Strain specific KLKB1 expression analysis in wild-type C57BL/6JNifdc mice and homozygous humanized B-hKLKB1 mice by ELISA. Plasma was collected from wild-type C57BL/6JNifdc mice (+/+) (male, n=3, 6-week-old) and homozygous B-hKLKB1 mice (H/H) (male, n=2, 6-week-old; female, n=3, 6-week-old). Expression level of human KLKB1 was analyzed by ELISA (Human Prekallikrein 1B ELISA Kit, Abcam, ab202405). Human KLKB1 was exclusively detectable in homozygous B-hKLKB1 mice (male, n=2, 6-week-old; female, n=3, 6-week-old). Values are expressed as mean ± SEM.
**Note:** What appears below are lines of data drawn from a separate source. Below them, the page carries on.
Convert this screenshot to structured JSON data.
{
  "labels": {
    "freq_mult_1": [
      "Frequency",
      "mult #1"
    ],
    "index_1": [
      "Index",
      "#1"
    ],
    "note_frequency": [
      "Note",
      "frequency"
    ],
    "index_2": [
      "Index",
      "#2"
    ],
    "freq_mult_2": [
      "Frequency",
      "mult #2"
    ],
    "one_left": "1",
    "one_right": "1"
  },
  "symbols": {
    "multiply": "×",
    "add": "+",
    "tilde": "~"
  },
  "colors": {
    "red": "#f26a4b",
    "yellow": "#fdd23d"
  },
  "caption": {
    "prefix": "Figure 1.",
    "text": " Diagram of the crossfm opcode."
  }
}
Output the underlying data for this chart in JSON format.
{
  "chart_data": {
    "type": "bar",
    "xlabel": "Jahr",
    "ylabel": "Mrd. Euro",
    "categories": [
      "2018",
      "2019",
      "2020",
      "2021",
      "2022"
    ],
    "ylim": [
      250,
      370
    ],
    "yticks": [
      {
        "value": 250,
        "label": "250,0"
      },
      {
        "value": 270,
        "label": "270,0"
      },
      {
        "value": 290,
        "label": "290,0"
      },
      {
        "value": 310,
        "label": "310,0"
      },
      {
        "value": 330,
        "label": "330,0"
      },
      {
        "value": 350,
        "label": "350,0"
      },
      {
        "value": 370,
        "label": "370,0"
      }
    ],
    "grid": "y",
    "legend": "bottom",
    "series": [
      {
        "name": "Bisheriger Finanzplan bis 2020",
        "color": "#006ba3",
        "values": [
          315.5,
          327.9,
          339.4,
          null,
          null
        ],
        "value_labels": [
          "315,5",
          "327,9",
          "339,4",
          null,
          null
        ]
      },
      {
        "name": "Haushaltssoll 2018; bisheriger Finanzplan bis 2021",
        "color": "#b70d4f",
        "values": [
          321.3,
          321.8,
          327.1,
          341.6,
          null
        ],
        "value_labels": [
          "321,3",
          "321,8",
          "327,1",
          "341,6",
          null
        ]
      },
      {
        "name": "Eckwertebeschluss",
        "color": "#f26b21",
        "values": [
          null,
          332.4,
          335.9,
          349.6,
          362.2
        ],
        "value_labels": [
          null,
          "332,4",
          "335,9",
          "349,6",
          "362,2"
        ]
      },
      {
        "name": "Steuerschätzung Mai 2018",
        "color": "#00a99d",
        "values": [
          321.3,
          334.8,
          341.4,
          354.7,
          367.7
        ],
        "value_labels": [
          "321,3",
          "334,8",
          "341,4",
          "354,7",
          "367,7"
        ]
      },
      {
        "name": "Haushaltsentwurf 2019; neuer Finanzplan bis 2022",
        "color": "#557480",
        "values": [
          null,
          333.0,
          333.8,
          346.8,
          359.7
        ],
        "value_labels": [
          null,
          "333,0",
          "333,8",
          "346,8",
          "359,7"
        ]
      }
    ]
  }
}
The inhibitory efficiency of the nucleic acid drugs against human KLKB1 in heterozygous B-hKLKB1 mice. Heterozygous B-hKLKB1 mice (H/+) were randomly divided into two groups (G1: n=3, 8 weeks old, female; G2: n=3, 8 weeks old, female). The human KLKB1 targeted nucleic acid drug (from a client) and saline were administered to the mice individually. The mice were sacrificed on day 7. (A) The schematic diagram of experimental processing. (B) The changes in KLKB1 protein expression levels in serum on day 7 after administration, compared to the levels before administration. The human KLKB1 in the treatment group (G2) was significantly reduced compared to the control group on day 7 after administration. Values are expressed as mean ± SEM.